Optimal Regret Analysis of Thompson Sampling in Stochastic Multi-armed Bandit Problem with Multiple Plays

TL;DR

This paper introduces the multiple-play Thompson sampling (MP-TS) algorithm for stochastic multi-armed bandit problems with multiple selections, proving its optimal regret bounds and demonstrating superior empirical performance over existing algorithms.

Contribution

It extends Thompson sampling to multiple-play scenarios, providing the first computationally efficient algorithm with proven optimal regret bounds.

Findings

MP-TS achieves the optimal regret upper bound matching the lower bound.

Simulation results show MP-TS outperforms state-of-the-art algorithms.

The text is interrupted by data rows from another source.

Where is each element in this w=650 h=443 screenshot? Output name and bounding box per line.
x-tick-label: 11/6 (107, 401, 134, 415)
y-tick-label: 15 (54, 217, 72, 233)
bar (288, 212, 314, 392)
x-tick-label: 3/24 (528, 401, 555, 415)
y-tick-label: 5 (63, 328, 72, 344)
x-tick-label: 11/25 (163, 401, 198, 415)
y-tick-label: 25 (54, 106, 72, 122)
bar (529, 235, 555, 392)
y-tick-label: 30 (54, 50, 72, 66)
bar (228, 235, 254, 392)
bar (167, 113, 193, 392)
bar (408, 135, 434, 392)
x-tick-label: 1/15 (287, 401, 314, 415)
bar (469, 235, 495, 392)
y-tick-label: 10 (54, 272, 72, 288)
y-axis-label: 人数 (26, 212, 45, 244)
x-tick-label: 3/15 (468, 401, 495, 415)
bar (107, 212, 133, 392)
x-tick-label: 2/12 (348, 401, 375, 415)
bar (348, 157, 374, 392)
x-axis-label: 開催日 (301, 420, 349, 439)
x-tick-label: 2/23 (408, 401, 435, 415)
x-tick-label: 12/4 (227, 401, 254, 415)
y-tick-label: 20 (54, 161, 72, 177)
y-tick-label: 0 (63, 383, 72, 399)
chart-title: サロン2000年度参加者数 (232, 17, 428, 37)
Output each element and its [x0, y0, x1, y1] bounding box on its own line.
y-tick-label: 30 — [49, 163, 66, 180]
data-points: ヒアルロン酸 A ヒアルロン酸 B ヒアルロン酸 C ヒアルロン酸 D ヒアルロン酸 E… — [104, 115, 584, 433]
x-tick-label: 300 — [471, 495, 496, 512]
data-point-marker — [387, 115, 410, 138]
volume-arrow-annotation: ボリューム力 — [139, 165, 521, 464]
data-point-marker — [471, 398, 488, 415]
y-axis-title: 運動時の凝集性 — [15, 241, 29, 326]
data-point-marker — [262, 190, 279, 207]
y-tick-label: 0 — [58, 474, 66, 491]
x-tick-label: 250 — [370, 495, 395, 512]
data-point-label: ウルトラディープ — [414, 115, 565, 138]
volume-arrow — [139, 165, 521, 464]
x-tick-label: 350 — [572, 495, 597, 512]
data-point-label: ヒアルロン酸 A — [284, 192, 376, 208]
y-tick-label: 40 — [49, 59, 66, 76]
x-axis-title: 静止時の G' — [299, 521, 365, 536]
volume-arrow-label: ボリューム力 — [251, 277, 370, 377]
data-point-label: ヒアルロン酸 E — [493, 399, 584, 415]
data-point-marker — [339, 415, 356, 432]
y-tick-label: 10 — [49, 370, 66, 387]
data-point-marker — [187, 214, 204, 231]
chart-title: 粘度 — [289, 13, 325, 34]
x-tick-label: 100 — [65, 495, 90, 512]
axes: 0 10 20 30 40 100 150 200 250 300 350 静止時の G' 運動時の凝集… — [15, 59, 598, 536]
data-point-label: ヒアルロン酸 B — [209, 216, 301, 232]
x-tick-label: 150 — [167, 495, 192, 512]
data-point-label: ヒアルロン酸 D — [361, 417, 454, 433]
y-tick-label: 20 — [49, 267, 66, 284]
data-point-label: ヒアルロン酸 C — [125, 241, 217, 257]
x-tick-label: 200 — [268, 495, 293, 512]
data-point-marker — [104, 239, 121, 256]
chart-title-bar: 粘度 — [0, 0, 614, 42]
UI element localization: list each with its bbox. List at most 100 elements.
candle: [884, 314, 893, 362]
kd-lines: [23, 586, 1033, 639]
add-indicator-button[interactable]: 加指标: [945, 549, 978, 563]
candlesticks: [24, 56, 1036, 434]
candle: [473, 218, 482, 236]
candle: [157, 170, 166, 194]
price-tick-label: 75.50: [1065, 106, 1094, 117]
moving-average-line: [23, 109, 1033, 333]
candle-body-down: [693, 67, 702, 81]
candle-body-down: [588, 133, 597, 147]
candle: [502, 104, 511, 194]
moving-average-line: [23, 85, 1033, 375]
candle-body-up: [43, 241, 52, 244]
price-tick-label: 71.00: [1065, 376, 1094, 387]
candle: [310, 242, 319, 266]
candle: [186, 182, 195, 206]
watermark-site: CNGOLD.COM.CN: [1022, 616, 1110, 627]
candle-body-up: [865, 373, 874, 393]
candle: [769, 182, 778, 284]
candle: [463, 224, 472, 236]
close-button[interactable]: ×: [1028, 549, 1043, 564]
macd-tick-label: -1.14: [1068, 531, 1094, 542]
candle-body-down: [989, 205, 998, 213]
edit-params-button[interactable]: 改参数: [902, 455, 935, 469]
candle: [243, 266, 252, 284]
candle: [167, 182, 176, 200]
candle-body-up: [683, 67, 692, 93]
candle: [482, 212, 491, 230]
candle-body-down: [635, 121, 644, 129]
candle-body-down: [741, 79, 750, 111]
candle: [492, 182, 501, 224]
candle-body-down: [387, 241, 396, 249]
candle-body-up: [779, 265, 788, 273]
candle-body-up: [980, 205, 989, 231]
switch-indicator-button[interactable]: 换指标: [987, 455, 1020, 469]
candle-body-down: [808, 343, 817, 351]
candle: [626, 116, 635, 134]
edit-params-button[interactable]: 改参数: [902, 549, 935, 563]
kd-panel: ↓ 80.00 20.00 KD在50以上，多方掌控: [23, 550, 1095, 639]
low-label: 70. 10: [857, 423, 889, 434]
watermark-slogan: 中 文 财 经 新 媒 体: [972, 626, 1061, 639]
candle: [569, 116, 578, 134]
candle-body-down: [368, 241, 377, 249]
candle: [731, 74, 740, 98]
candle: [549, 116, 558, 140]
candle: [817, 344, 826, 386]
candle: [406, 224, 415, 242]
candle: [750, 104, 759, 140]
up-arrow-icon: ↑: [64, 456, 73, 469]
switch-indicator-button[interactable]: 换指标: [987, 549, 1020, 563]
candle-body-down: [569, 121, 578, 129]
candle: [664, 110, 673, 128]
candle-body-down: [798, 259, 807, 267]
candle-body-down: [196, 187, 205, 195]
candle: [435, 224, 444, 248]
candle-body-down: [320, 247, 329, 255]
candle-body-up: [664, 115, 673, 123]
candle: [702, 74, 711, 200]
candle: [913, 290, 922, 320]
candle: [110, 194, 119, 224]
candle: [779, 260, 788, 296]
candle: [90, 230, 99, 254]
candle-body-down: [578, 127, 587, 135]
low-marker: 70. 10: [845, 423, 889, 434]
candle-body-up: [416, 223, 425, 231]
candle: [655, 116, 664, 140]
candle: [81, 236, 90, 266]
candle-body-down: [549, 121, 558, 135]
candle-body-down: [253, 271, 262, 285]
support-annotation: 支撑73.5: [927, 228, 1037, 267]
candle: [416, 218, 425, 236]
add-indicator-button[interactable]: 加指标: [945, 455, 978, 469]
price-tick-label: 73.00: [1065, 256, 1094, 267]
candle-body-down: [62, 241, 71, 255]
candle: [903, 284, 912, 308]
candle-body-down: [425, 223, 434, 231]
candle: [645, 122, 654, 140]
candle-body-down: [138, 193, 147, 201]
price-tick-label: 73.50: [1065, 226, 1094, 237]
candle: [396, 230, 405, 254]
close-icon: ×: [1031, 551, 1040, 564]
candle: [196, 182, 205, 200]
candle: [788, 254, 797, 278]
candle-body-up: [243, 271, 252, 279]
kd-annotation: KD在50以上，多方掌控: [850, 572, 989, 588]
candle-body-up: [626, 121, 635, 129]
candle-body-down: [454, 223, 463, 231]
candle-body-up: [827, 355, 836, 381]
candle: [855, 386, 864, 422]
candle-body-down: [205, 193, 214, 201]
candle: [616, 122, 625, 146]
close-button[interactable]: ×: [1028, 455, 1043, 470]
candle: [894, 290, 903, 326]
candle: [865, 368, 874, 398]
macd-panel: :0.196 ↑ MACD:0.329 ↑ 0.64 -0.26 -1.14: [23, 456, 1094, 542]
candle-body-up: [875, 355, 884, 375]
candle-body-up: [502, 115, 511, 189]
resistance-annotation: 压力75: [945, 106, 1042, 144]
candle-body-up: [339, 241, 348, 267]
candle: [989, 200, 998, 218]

A modified MP-TS improves empirical performance further.

Abstract

We discuss a multiple-play multi-armed bandit (MAB) problem in which several arms are selected at each round. Recently, Thompson sampling (TS), a randomized algorithm with a Bayesian spirit, has attracted much attention for its empirically excellent performance, and it is revealed to have an optimal regret bound in the standard single-play MAB problem. In this paper, we propose the multiple-play Thompson sampling (MP-TS) algorithm, an extension of TS to the multiple-play MAB problem, and discuss its regret analysis. We prove that MP-TS for binary rewards has the optimal regret upper bound that matches the regret lower bound provided by Anantharam et al. (1987). Therefore, MP-TS is the first computationally efficient algorithm with optimal regret. A set of computer simulations was also conducted, which compared MP-TS with state-of-the-art algorithms. We also propose a modification of MP-TS, which is shown to have better empirical performance.